Kurdish memorial
(Amna Suraka glass memorial - Sulaymaniyah, Iraq.)
I hit a bit of luck. I met a guy who is rather well connected to the old city. He works in one of shops I frequent. He also has a government type job. Working two jobs - sounds like America these days. Alright, I can buy into it. He showed up dressed to the nines to take me to the Amna Suraka war memorial in Sulaymaniyah. This is a former Saddam prison, now memorial.
The care takers of Amna Surake have tried to leave it the way it was when the Peshmerga soldiers liberated the place after our 1991 war with Iraq. It is truly a place a visitor to this part of the world should see. It is probably the only official visitor-site I will go to. I am not a big official-site person. But this former prison-now-memorial subtly begs a visit.
Saddam is said to have destroyed 5000 Kurdish villages. Thousands of people were killed. The Anfal campaign to torment and kill the Kurds reached its pinnacle with the poison gassing of the city of Halabja in 1988. Thousands were injured; it is figured 5000 were killed. In the picture "Amna Suraka glass memorial," the lights and pieces of glass represent all the lost people and villages in Northern Iraq.
School kids were being taken on a tour when we got to the memorial.

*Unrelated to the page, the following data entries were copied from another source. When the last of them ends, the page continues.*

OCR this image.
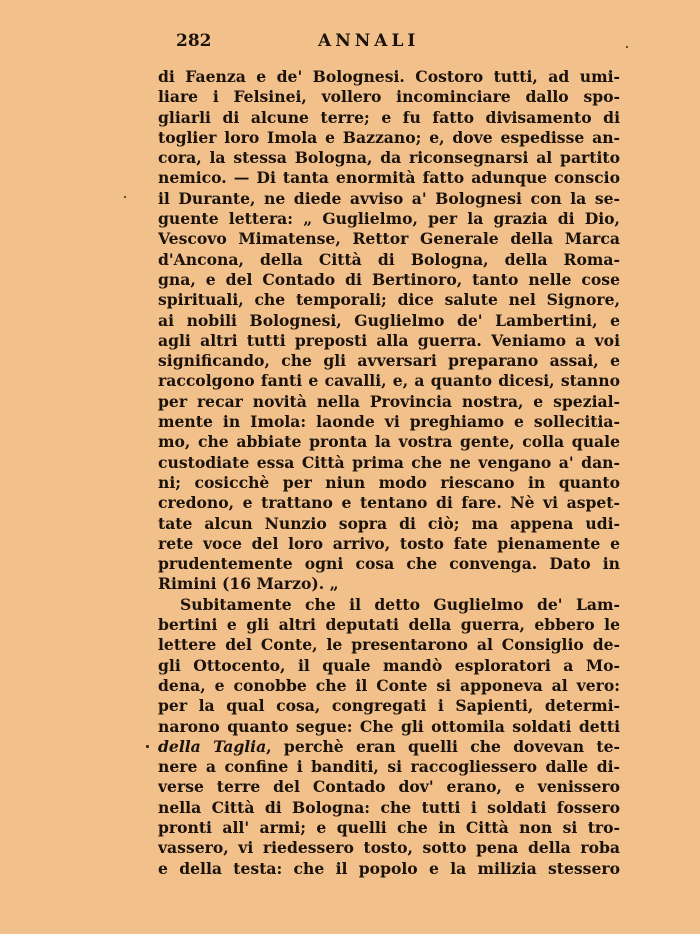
282	ANNALI
di Faenza e de' Bolognesi. Costoro tutti, ad umi-
liare i Felsinei, vollero incominciare dallo spo-
gliarli di alcune terre; e fu fatto divisamento di
toglier loro Imola e Bazzano; e, dove espedisse an-
cora, la stessa Bologna, da riconsegnarsi al partito
nemico. — Di tanta enormità fatto adunque conscio
il Durante, ne diede avviso a' Bolognesi con la se-
guente lettera: „ Guglielmo, per la grazia di Dio,
Vescovo Mimatense, Rettor Generale della Marca
d'Ancona, della Città di Bologna, della Roma-
gna, e del Contado di Bertinoro, tanto nelle cose
spirituali, che temporali; dice salute nel Signore,
ai nobili Bolognesi, Guglielmo de' Lambertini, e
agli altri tutti preposti alla guerra. Veniamo a voi
significando, che gli avversari preparano assai, e
raccolgono fanti e cavalli, e, a quanto dicesi, stanno
per recar novità nella Provincia nostra, e spezial-
mente in Imola: laonde vi preghiamo e sollecitia-
mo, che abbiate pronta la vostra gente, colla quale
custodiate essa Città prima che ne vengano a' dan-
ni; cosicchè per niun modo riescano in quanto
credono, e trattano e tentano di fare. Nè vi aspet-
tate alcun Nunzio sopra di ciò; ma appena udi-
rete voce del loro arrivo, tosto fate pienamente e
prudentemente ogni cosa che convenga. Dato in
Rimini (16 Marzo). „
Subitamente che il detto Guglielmo de' Lam-
bertini e gli altri deputati della guerra, ebbero le
lettere del Conte, le presentarono al Consiglio de-
gli Ottocento, il quale mandò esploratori a Mo-
dena, e conobbe che il Conte si apponeva al vero:
per la qual cosa, congregati i Sapienti, determi-
narono quanto segue: Che gli ottomila soldati detti
della Taglia, perchè eran quelli che dovevan te-
nere a confine i banditi, si raccogliessero dalle di-
verse terre del Contado dov' erano, e venissero
nella Città di Bologna: che tutti i soldati fossero
pronti all' armi; e quelli che in Città non si tro-
vassero, vi riedessero tosto, sotto pena della roba
e della testa: che il popolo e la milizia stessero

A man at the office took my guide and I through personally. The kids we maneuvered around were born a generation after the prison was liberated.
The history of the last 40 years involving the Kurds in their multi-country region is most likely lost to most of us Americans. Their struggle is one event we can point to that we have influenced in what the Kurds would consider a good way. That too I am afraid is lost to Americans as we toil in our own daily struggles.